Contribution: trx_hang_v3.patch (application/octet-stream, text), 3.75 KiB.
[23 Oct 2023 11:59]
Jakub Lopuszanski
Hello Shaohua Wang, Thank you very much for analysis and a patch! I am puzzled by the cases like this one: ``` $3 = 1254150 $4 = 4294967295 $5 = 12869799 $6 = 4294967295 ``` where the `in_innodb` doesn't seem like anything that could result (in simple manner) from ++/--/&/| operations which we can find in code for `in_innodb` even assuming data races (unless we consider some very creative optimizations by the compiler such as trying to spill a register to in_innodb field under assumption that no other thread should be using it anyway). Therefore I have a question to you: how exactly were these values obtained? (The `$` seem to suggest you've used `gdb`, and the comment in one of the patches contains a sentence "There are many invalid values in the same core file." which further supports the hypothesis that you've used `gdb` on an already crashed system, but how exactly did you find the `trx_t` objects to iterate over?)
[3 Nov 2023 6:57]
Shaohua Wang
Hi Jacub, I defined a gdb function to print these infos. call it in a frame where there is a valid trx object. print_trx_in_innodb trx https://sourceware.org/gdb/onlinedocs/gdb/Define.html define print_trx_in_innodb set $trx=$arg0 while ($trx) if ($trx->in_innodb > 1) print $trx->in_innodb print $trx->in_depth end set $trx = $trx->mysql_trx_list->next end set $trx=$arg0 while ($trx) if ($trx->in_innodb > 1) print $trx->in_innodb print $trx->in_depth end set $trx = $trx->mysql_trx_list->prev end end
[6 Nov 2023 15:32]
Jakub Lopuszanski
Thank you for sharing the script! Also I've read your email, thanks, let me summarise it here, so that all relevant info is in this bug tracker.
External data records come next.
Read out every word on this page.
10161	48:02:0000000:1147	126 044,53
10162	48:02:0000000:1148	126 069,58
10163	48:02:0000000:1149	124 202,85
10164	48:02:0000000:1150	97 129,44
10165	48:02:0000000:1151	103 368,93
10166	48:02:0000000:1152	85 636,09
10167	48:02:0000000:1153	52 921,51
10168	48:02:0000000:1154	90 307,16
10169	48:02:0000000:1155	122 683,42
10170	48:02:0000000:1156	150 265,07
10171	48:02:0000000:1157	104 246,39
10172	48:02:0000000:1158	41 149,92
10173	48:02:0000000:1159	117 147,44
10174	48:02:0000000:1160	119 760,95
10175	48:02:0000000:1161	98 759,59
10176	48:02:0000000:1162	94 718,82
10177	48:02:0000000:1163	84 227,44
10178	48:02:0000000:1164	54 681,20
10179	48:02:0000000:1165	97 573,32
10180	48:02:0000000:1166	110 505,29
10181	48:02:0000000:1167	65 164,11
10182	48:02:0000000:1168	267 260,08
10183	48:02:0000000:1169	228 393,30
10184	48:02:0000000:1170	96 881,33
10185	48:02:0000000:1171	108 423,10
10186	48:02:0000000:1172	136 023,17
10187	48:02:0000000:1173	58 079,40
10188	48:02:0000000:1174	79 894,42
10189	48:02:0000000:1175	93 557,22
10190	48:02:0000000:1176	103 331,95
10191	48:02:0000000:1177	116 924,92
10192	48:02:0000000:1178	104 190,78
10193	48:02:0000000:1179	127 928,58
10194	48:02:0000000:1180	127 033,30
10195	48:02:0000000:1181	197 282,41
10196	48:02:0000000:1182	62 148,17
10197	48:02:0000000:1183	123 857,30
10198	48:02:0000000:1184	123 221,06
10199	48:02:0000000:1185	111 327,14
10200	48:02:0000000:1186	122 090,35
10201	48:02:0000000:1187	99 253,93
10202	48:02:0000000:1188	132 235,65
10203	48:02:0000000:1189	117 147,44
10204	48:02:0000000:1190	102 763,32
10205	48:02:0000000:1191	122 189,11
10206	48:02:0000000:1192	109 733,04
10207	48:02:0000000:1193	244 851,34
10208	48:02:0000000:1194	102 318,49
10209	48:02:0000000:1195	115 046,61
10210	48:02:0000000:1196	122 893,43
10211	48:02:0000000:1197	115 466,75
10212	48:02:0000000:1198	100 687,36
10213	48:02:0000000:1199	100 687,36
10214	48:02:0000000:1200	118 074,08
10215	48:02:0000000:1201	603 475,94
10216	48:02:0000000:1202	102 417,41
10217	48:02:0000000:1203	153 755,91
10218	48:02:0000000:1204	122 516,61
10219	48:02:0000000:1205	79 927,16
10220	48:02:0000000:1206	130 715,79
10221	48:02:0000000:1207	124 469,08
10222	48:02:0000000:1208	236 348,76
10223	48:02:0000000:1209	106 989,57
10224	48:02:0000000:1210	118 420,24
One of your earlier comments contained: $3 = 1254150 $4 = 4294967295 $5 = 12869799 $6 = 4294967295 where I was puzzled not so much by 4294967295 (which I interpreted to be -1 mod 2^32, which is easy to explain as a result of a single race condition), but rather by the 12869799, which seemed to require the race condition to occur at least 12 million times. Based on your comment "print trx->in_innodb/in_depth, too many invalid values!!!" and the script you've shared, I assume the first number in each pair is `in_innodb`. In your email you've explained how such a large value of `in_innodb` can occur: All it takes is that a race condition happens just once, so that in_depth becomes -1. Because from this point onwards each enter() will do: ++trx->in_depth; // becomes 0 if (trx->in_depth > 1) { // 0 is not larger than 1 return; } ++trx->in_innodb; // gets larger and larger and exit() will do just: --trx->in_depth; // becomes -1 again if (trx->in_depth > 0) { // -1 == 4294967295 is larger than 0 return; } Thus, the in_innodb will be incremented with each enter()+exit() pair, even if no more data races occur. Thank you for this analysis!
[7 Nov 2023 10:37]
Shaohua Wang
Hi Jakub, agree your analysis for different in_innodb values. That's great! One more debugging information, for the hanging trx: trx->version = 665826
[9 Nov 2023 9:10]
MySQL Verification Team
see also: https://bugs.mysql.com/bug.php?id=91078
[23 Feb 18:18]
Philip Olson
Posted by developer: Thank you, 8.0.37 release note added.
[23 Feb 18:19]
Philip Olson
Posted by developer: Fixed as of the upcoming MySQL Server 8.0.37 and 8.4.0 releases, and here's the proposed changelog entry from the documentation team: A trx would unexpectedly halt after encountering an incorrect trx->in_innodb value. Our thanks to Shaohua Wang for the contribution. Thank you for the bug report.